Last night I did my first ever public performance of a Kata at an event for women in tech. Here are some things I learnt from the experience…
- Nerves make everything harder — I practiced this kata in front of my colleagues twice at work before the event. The first time I performed the kata my hands were shaking so badly that I could barely type. However, last night, although I was very nervous, my hands didn’t shake!
Moral of the story: If you are performing a kata and you can practice it in public beforehand then do it! It will be extremely helpful.
2. Kata confidence — I now feel comfortable with performing the Roman Numerals kata (in Ruby) and I have cut down my kata performance time from 27 minutes to about 11 minutes on average. Currently, my best time is 10 minutes and 30 seconds.

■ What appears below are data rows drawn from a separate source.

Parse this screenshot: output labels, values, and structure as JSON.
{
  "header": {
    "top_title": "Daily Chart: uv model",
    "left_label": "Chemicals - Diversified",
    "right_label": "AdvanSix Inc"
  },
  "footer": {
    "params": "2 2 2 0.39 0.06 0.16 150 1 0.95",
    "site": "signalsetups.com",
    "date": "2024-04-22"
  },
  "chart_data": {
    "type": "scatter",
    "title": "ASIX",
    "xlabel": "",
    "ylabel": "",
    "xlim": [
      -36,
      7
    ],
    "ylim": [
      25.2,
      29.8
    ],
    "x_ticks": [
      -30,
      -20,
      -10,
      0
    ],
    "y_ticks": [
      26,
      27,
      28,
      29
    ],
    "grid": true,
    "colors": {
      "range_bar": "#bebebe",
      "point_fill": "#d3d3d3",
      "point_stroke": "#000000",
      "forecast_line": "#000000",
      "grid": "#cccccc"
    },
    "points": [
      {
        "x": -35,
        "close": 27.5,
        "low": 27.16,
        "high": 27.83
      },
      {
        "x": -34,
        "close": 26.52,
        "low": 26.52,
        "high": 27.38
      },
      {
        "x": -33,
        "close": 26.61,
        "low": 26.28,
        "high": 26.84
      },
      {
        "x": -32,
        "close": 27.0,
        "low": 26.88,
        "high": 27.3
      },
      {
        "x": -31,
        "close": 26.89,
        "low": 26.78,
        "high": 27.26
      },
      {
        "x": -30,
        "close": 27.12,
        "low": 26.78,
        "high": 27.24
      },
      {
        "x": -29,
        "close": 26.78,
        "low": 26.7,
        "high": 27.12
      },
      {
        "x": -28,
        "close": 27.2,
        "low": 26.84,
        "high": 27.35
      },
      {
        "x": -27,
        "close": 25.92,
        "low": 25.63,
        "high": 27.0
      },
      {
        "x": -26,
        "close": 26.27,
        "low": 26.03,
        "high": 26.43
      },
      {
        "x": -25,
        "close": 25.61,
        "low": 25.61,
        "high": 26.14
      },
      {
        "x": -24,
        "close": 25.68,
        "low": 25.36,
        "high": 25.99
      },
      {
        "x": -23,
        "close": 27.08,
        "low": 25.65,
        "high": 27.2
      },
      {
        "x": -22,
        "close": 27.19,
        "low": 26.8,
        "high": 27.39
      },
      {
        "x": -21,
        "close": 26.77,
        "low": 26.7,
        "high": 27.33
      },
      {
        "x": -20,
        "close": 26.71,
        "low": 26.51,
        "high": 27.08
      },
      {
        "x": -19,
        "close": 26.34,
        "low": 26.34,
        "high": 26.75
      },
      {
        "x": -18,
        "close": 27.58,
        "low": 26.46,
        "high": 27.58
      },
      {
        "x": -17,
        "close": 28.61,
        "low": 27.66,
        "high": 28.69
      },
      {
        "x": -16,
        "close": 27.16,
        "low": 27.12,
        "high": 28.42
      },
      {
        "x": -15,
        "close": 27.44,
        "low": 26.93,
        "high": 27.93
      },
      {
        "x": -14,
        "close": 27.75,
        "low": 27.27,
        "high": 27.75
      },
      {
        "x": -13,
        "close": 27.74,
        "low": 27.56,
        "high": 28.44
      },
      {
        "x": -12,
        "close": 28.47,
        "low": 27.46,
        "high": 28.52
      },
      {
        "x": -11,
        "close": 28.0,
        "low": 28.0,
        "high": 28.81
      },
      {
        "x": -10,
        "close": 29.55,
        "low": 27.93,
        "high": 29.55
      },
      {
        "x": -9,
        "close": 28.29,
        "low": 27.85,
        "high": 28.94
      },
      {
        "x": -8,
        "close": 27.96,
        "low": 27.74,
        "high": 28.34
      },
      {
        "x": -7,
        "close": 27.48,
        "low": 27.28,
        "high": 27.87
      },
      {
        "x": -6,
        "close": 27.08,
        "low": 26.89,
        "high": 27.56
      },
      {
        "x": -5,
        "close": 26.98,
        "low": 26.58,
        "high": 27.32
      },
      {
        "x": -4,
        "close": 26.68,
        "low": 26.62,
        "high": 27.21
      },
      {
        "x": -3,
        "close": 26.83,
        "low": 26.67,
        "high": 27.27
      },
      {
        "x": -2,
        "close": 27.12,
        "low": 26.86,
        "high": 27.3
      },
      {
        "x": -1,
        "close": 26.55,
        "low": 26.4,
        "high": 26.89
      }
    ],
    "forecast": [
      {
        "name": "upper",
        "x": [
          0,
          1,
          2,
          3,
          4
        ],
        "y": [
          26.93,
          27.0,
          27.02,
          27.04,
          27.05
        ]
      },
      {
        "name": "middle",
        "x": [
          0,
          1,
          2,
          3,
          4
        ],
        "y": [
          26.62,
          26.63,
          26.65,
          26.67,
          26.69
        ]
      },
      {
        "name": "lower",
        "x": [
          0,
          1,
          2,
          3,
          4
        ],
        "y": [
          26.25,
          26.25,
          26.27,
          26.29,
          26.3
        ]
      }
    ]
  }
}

Moral of the story: Practice makes perfect!
3. Pushing yourself outside of your comfort zone feels good! My mentors really encouraged me to do this event and had it not been for them, I don’t know if I would have felt ‘ready’ enough to willingly volunteer. However, I’m so glad I challenged myself and committed to doing the event.
Moral of the story: Just do it! Volunteer for something you normally wouldn’t feel confident enough to do. In the tech industry, imposter syndrome is almost a given. I’ve heard numerous accounts of people feeling like their coding level isn’t that good, even if they’ve been coding for years. So, the chances are that you will never feel 100 perfect confident about the way you code but that’s a good thing! It means you recognise that you always have something to learn and space to grow.
Push yourself out of your comfort zone and commit to a challenge then put in some time so you feel ready for when you have to see it through.
Were there things that I could improve on with regards my kata and my performance yesterday? Of course there were! There are always things that can be improved even though I had done the kata over 60 times.